On a busy Monday afternoon of 30th April, the people around Latashil field and The High Court were caught by surprise when some young boys and girls approached them with a bottle of “Future Milk”. Priced at Rs. 200 for just 100 ml, this “Future Milk” can do wonders. One sip a day can make you lose weight, have beautiful hair and glowing skin. Topping the list, it also provides all the nutrition required by a human body in a day and even if you skip meals, you will still feel energetic and healthy! Interested? Contact “The Yellow Cab”, a city based group of young people who in their own words “aspire to promote our views using multiple methods like video projection, digital text, news print, performance & visual array to achieve our goal…. Our idea is to project ART & its demand to project social change with a contemporary perspective.” The Yellow Cab in collaboration with Artefacting Guwahati had performed that brilliant piece of what they call “Public Art” depicting increasing corporatization of our basic eating habits. In what would the artists at The Yellow Cab say “ people have forgotten even to make best from either cultivation or livestock farming. In this particular work, the packed milk product personifies such extent of industrialization and the common man’s dependability on such products.”
It was interesting to observe peoples responses to this. Some thought these guys were engaged in some kind of marketing activity. Some even asked if they would seriously “lose weight” after drinking the milk. 40% of the people approached agreed to buy that. Of course the artists then explained the concept and returned the money. Some loved the idea while some laughed at it.

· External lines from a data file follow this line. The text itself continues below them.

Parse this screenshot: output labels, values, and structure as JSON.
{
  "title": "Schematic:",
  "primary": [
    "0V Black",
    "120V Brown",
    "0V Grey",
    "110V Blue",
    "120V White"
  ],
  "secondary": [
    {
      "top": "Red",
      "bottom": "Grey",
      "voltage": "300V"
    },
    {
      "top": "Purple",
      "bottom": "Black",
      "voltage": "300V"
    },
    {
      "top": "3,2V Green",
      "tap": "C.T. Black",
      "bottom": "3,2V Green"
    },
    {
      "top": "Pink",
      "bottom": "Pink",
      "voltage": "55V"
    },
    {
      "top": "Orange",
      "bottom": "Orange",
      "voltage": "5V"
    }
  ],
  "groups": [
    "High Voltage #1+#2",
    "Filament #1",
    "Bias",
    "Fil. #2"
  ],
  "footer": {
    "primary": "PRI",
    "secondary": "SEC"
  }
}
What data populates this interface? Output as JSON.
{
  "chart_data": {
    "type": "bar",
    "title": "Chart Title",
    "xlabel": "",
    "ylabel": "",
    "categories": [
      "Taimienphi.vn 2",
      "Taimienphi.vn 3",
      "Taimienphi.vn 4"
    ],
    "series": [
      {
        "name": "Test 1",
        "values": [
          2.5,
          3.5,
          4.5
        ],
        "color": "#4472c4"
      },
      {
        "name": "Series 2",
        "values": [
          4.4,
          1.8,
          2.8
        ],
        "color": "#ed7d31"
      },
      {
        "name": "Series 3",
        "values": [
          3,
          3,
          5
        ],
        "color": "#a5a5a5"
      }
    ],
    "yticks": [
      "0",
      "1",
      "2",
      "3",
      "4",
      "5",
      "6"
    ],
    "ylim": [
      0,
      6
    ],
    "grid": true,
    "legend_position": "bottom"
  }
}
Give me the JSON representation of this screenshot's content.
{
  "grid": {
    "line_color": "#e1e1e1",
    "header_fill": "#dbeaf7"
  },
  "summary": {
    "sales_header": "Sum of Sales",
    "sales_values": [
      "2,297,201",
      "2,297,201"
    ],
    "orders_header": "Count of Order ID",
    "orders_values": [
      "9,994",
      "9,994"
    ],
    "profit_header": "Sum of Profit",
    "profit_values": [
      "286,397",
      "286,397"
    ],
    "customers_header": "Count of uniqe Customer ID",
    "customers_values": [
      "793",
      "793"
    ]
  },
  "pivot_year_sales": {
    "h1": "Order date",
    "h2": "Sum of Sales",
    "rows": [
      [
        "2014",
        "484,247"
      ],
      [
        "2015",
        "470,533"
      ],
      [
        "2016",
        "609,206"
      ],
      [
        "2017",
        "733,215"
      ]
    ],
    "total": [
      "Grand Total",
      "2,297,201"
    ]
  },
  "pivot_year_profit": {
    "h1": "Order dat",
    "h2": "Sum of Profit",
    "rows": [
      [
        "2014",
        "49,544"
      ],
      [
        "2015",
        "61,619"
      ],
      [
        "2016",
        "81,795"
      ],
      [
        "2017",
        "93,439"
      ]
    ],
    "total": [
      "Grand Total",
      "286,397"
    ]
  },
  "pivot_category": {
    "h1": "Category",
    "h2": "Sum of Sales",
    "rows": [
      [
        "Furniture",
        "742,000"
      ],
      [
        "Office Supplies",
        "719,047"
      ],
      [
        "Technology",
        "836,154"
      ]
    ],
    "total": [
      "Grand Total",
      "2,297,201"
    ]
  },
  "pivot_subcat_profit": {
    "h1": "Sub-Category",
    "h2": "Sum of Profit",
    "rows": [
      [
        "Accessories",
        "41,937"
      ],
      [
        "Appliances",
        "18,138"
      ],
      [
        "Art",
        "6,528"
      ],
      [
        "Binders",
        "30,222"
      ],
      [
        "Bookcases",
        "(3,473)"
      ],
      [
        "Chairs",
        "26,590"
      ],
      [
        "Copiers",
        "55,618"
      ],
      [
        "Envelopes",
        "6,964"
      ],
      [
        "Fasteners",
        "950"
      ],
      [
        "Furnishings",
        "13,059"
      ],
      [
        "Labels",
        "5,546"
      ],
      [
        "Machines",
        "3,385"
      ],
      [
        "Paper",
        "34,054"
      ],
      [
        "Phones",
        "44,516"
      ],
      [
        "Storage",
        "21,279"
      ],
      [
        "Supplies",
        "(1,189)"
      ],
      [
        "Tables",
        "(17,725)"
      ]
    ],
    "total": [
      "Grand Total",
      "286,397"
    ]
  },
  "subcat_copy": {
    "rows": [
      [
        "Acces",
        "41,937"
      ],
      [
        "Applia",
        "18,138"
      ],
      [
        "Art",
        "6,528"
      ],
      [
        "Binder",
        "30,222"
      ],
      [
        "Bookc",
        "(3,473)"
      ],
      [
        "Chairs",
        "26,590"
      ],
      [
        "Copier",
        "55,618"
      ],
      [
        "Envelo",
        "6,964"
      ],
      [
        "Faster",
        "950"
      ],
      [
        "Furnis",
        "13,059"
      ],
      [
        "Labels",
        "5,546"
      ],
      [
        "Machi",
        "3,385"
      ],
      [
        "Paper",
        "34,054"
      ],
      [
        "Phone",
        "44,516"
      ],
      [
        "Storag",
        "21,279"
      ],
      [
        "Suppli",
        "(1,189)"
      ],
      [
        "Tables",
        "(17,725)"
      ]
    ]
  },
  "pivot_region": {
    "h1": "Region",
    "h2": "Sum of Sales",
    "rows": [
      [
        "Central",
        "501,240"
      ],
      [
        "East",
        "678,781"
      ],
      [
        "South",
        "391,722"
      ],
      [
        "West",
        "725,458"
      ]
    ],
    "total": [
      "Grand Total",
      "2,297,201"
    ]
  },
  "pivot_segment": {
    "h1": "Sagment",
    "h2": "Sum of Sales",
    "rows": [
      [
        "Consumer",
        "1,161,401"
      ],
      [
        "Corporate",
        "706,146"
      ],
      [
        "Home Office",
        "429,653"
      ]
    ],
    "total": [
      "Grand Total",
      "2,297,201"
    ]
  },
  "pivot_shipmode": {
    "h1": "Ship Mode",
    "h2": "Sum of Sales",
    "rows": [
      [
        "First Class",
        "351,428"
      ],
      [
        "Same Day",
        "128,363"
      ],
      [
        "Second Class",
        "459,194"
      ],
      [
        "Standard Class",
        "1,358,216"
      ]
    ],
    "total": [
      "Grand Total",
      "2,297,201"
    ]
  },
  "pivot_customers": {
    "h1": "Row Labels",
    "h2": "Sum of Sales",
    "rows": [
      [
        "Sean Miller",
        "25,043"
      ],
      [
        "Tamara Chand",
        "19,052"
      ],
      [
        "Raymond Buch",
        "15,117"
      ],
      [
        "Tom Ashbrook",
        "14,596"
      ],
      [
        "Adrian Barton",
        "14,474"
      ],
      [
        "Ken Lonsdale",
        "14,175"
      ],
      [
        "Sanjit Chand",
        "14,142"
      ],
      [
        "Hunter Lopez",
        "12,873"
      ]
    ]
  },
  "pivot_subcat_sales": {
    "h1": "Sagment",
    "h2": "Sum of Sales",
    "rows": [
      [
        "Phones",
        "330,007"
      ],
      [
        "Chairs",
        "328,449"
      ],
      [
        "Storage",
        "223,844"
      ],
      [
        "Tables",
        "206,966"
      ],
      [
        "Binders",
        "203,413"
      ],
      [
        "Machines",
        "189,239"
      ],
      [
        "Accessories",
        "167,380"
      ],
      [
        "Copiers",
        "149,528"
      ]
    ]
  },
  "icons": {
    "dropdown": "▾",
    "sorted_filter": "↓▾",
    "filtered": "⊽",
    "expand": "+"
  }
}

Undaunted, the artists continue with the Art performance till evening. Many like the lawyer outside the Circuit House contributed the amount as a goodwill gesture.
This performance was the start up of the bigger event by Artefacting Guwahati which is scheduled for 19th May.
Their three month project, titled “Global Village 2012” has seen a diverse collaborative of local artists from the northeast, mixing with the Artefacting team members from Europe, USA and India to work together creatively towards common objectives and education. International exhibitions and a feature film will intimately deliver these experiences and Artefacts to viewers across India and abroad through curated exhibits in museums, galleries and theatres. With the assistance of Artefacting leaders and key partners, relationships with communities will spurn effective working environments that can lead to meaningful and profound collaborative work.
The team’s diverse assets, backgrounds, abilities and networks will give a capacity to allow small projects to materialize into events of cultural and community significance; a festival, the creation of land art, a photo shoot, film production or a deep immersion & recording of a cultural tradition.
The main faces at Artefacting Guwahati team are Arne de Knegt who as a photographer and idealist, views Artefacting as a way to re-shape the way we think about our world and the many components it consists of. With him is Parasher Baruah who hails from Dibrugarh, a filmmaker who tries to bring north east into the mainstream through films, photographs and of course Artefacting. Annalisa Iadicicco is a mixed media artist who works in installations and photography. She worked with several years with major movie and television productions she is now focusing on creating art from raw materials and photography. With them there are a host of local collaborators from Assam like Utpal Das, Sanjib Sabhapandit, Tanmoy Thakur, Dilip Tamuly, Aiyushman Dutta and Alak Pathak to name a few. Actively participating and contributing are the enthusiastic students from Guwahati College of Architecture, The Yellow Cab, Anga Studio, NDTV IndiaCan Broadcast Journalism Institute and Gauhati Artists Guild.
In Guwahati, the main event is proposed to be held by the Uzan Bazaar riverside. The viewer will be led to a centre point from where one can explore the various audio-visual experiences. The layout will leave the viewer to decide for themselves between the various installations; resembling the ''cross roads' that the modern generation is facing - in deciding where to go, what to do, who to become - that of a 'culture in transition'.